By the way, I started seeing age-related problems with a little eye 5 years ago. Now I'm 57 years old. Atenolol then I just did not take.
Hello. To my mum of 57 years. It takes indapamide 1.5 mg and 25 mg atenolol at night and so for three years. Last year, from autumn and now, dizziness especially in the mornings, it is difficult to get out of bed and the tongue, dryness in the mouth is very sore. Advise it can be possible 2 times a day to take indapamide, exclude atenolol?
Administrators
admin
viculaspeka312, Atenolol and Indapamide are taken in classic cases in the morning, and not at night. Mom needs to see a doctor so that he can replace her with one or another medication for other medications, or change the treatment plan altogether in order to choose an effective combination instead of the one already available.
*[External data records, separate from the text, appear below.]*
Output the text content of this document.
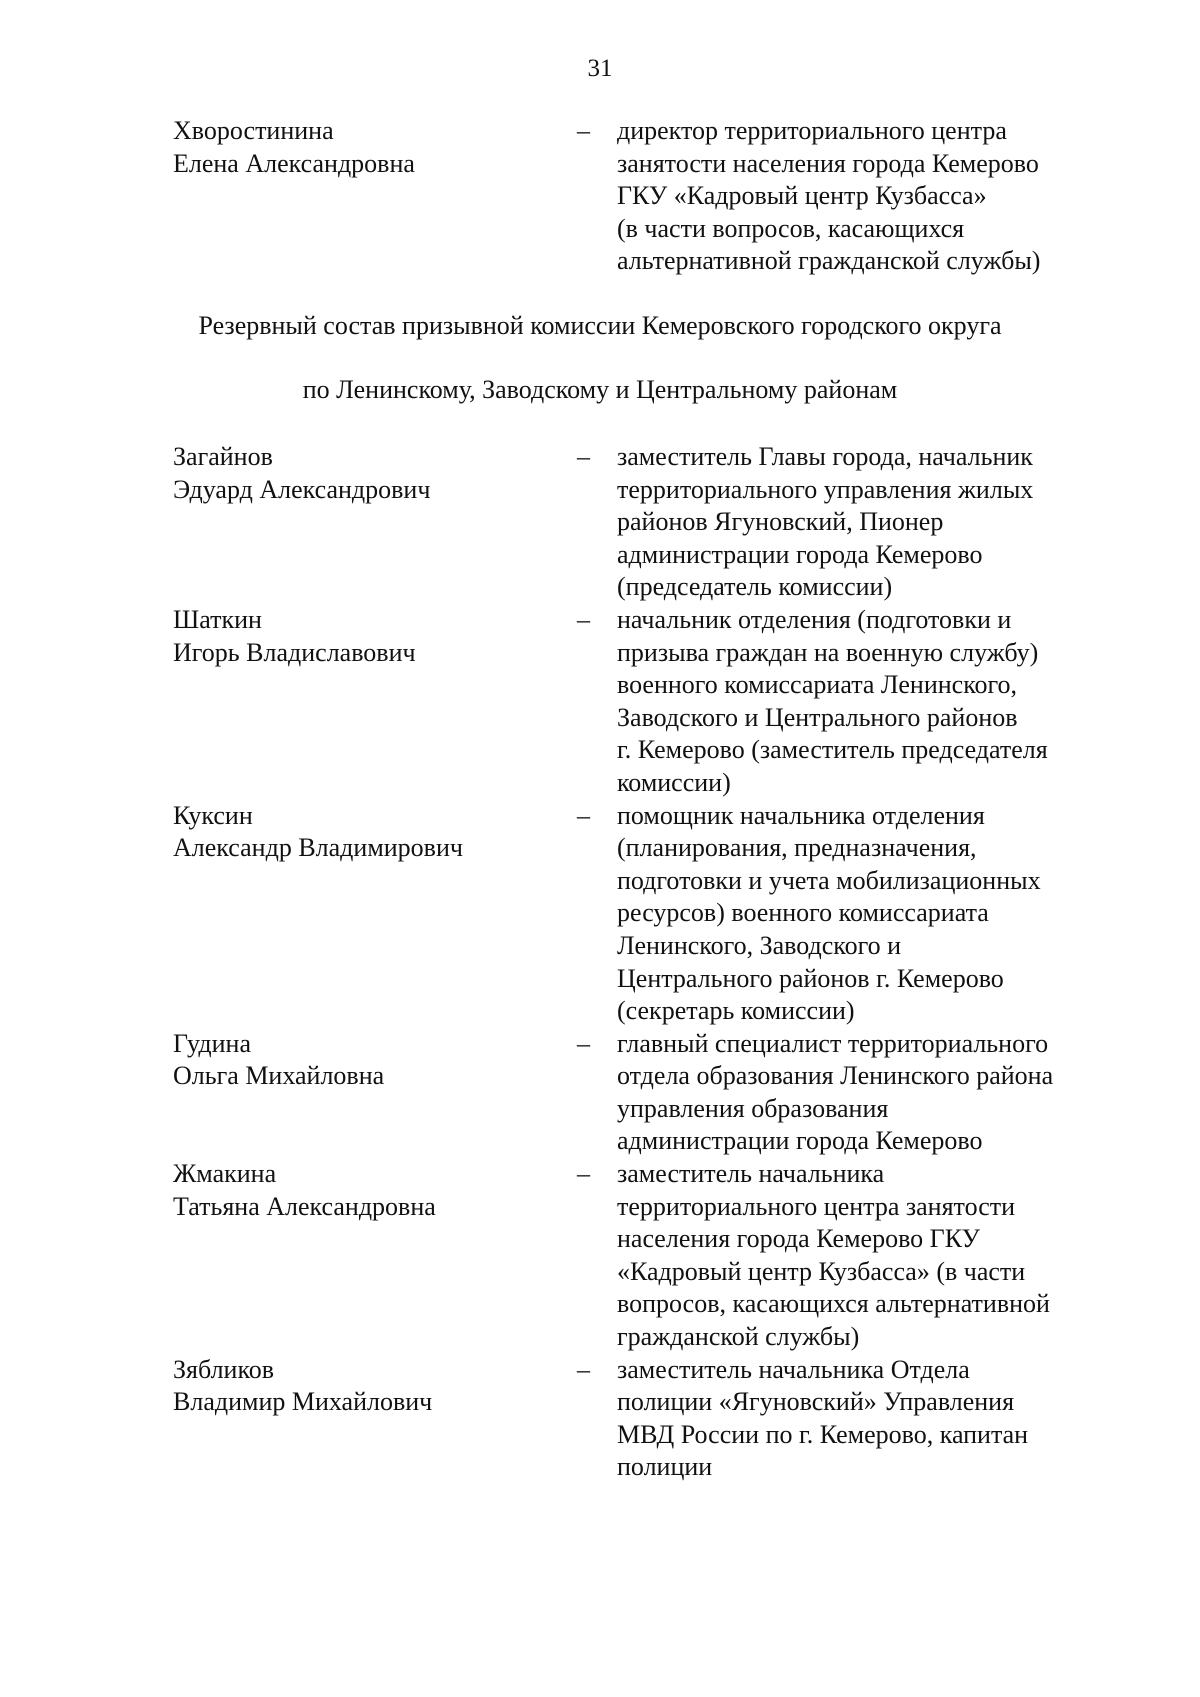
31
Хворостинина
Елена Александровна
– директор территориального центра
занятости населения города Кемерово
ГКУ «Кадровый центр Кузбасса»
(в части вопросов, касающихся
альтернативной гражданской службы)
Резервный состав призывной комиссии Кемеровского городского округа
по Ленинскому, Заводскому и Центральному районам
Загайнов
Эдуард Александрович
– заместитель Главы города, начальник
территориального управления жилых
районов Ягуновский, Пионер
администрации города Кемерово
(председатель комиссии)
Шаткин
Игорь Владиславович
– начальник отделения (подготовки и
призыва граждан на военную службу)
военного комиссариата Ленинского,
Заводского и Центрального районов
г. Кемерово (заместитель председателя
комиссии)
Куксин
Александр Владимирович
– помощник начальника отделения
(планирования, предназначения,
подготовки и учета мобилизационных
ресурсов) военного комиссариата
Ленинского, Заводского и
Центрального районов г. Кемерово
(секретарь комиссии)
Гудина
Ольга Михайловна
– главный специалист территориального
отдела образования Ленинского района
управления образования
администрации города Кемерово
Жмакина
Татьяна Александровна
– заместитель начальника
территориального центра занятости
населения города Кемерово ГКУ
«Кадровый центр Кузбасса» (в части
вопросов, касающихся альтернативной
гражданской службы)
Зябликов
Владимир Михайлович
– заместитель начальника Отдела
полиции «Ягуновский» Управления
МВД России по г. Кемерово, капитан
полиции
There are few details in the question, plus the doctor will take into account the existing concomitant diseases and conditions. Before taking a doctor is also worth to pononitorit within a week of pressure.
Guests
nina_serduykova
I have mitral valve insufficiency. I take 20 years of atenolol and cardiomagnet. I am 80 years old. There was shortness of breath and dizziness in the morning. The whites of the eyes began to ache. I want to move to the prestarium. Pressure 135 \ 90 pulse.